DOI: https://doi.org/10.1080/00275514.2019.1601986

Interpretive Summary: Impatiens downy mildew is caused by Plasmopara obducens, a pathogen known from the US for over a hundred years but newly attacking Impatiens walleriana, a bedding crop valued at more than $115 million in 2014. Downy mildew outbreaks on I. walleriana in the US were observed in greenhouse-grown Impatiens from 2004 to 2011; the first major landscape outbreaks were observed during the winter of 2011/12, in southern Florida. By 2015, IDM was reported from 34 states. The life cycle of the pathogen is not well understood, especially in regard to how the organism survives from year to year. In an attempt to better understand if an overwintering stage existed, experiments were done to understand whether the organism was self-fertile and whether thick-walled, potentially overwintering spores could be induced to germinate under laboratory conditions. The organism appeared to be self-fertile, readily producing thick-walled spores. Cold treatment at 0 C for at least a month induced spores to germinate. Inoculation of plant tissue with germinating spores led to infection, suggesting that the spores have a role in the life cycle of the pathogen. The difference to growers of a pathogen whose spores blow in each season and one whose spores overwinter which can overwinter is significant: a pathogen that must spread each year in the wind will be distributed unpredictably and be strongly dependent on conducive climatic conditions, allowing growers to gamble that it won't appear in their region, at least until late in the season. A pathogen that overwinters in infested soil is more likely to appear year after year in the same beds and to remain alive in soil for many years. For a pathogen that overwinters, control measures to eradicate it from beds is required.

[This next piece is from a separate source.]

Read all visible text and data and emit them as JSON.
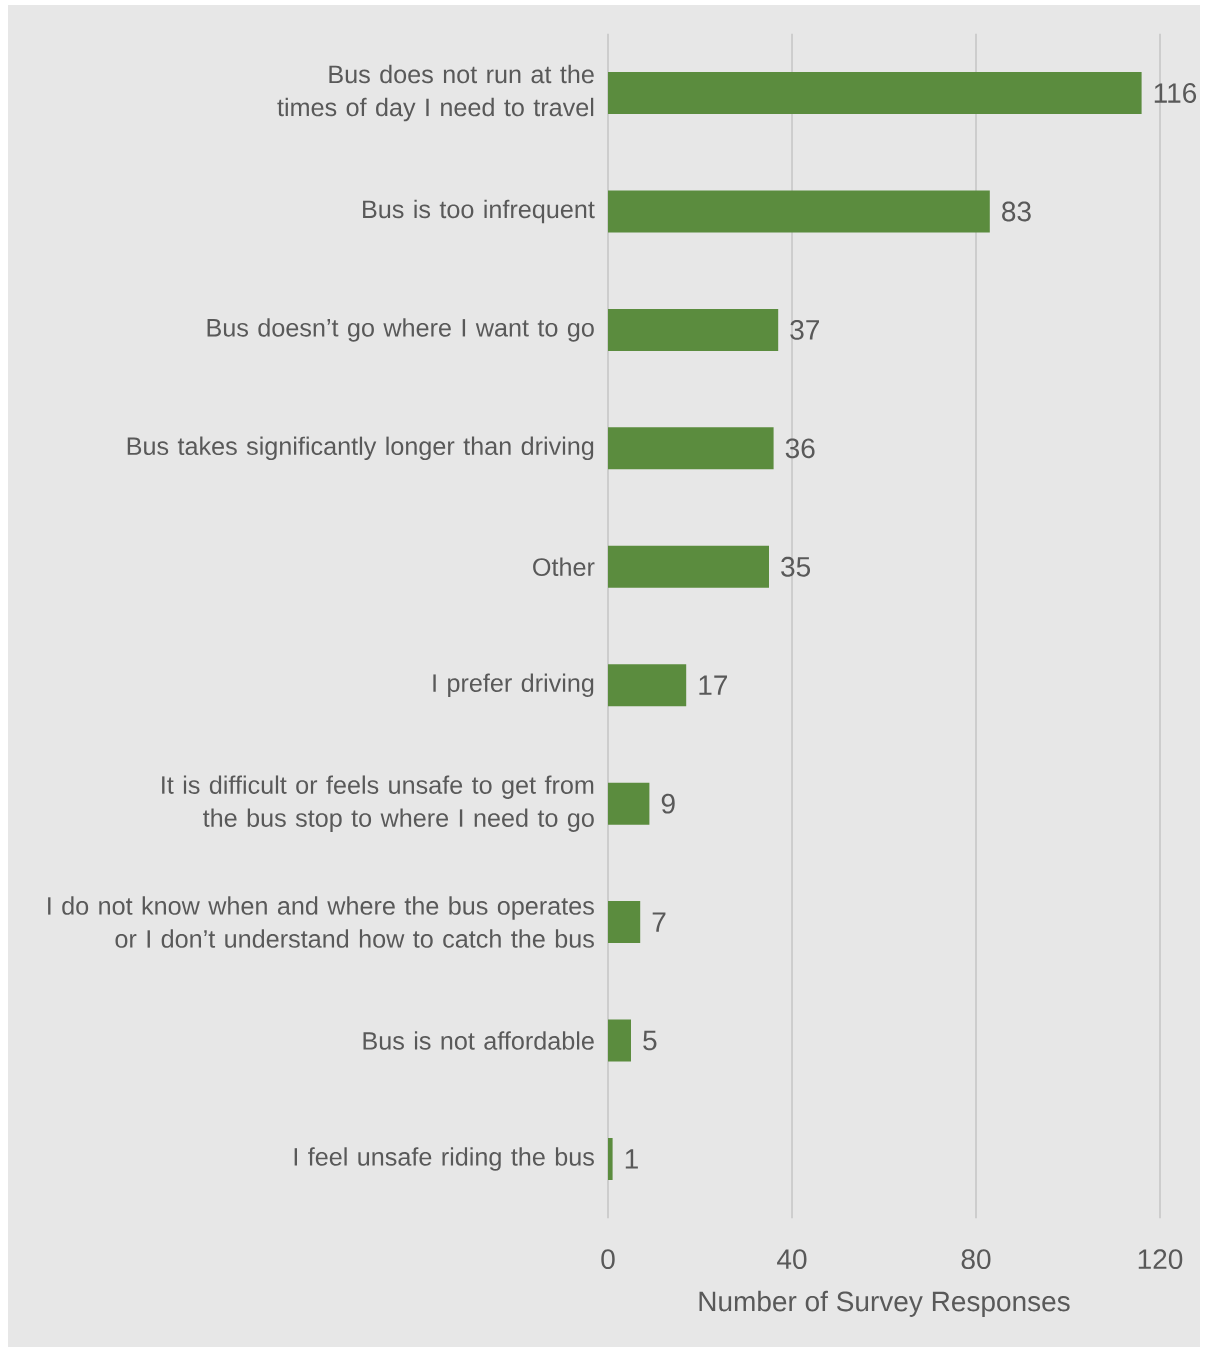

Technical Abstract: Impatiens downy mildew is caused by Plasmopara obducens, a pathogen known from the US for over a hundred years but newly attacking Impatiens walleriana. Its life cycle is poorly understood. In an attempt to better understand the oospore stage, 14 single-sporangium isolates and three single-zoospore isolates were used in single and dual inoculations of stem tissue to see if the pathogen was homothallic or heterothallic; all isolates tested were able to produce oospores when inoculated singly, suggesting homothally. Cold treatment at 0 C for at least a month induced oospores to germinate and produce primary sporangia. Inoculation of plant tissue with germinating oospores led in infection. Other incubation temperatures (-10, 10, and 20 C) did not induce germination, but fluctuating temperatures (between -10 and 0 C or 0 and 10 C) induced some germination. Spores incubated at -10 C had significantly thicker walls than spores incubated at the other temperatures.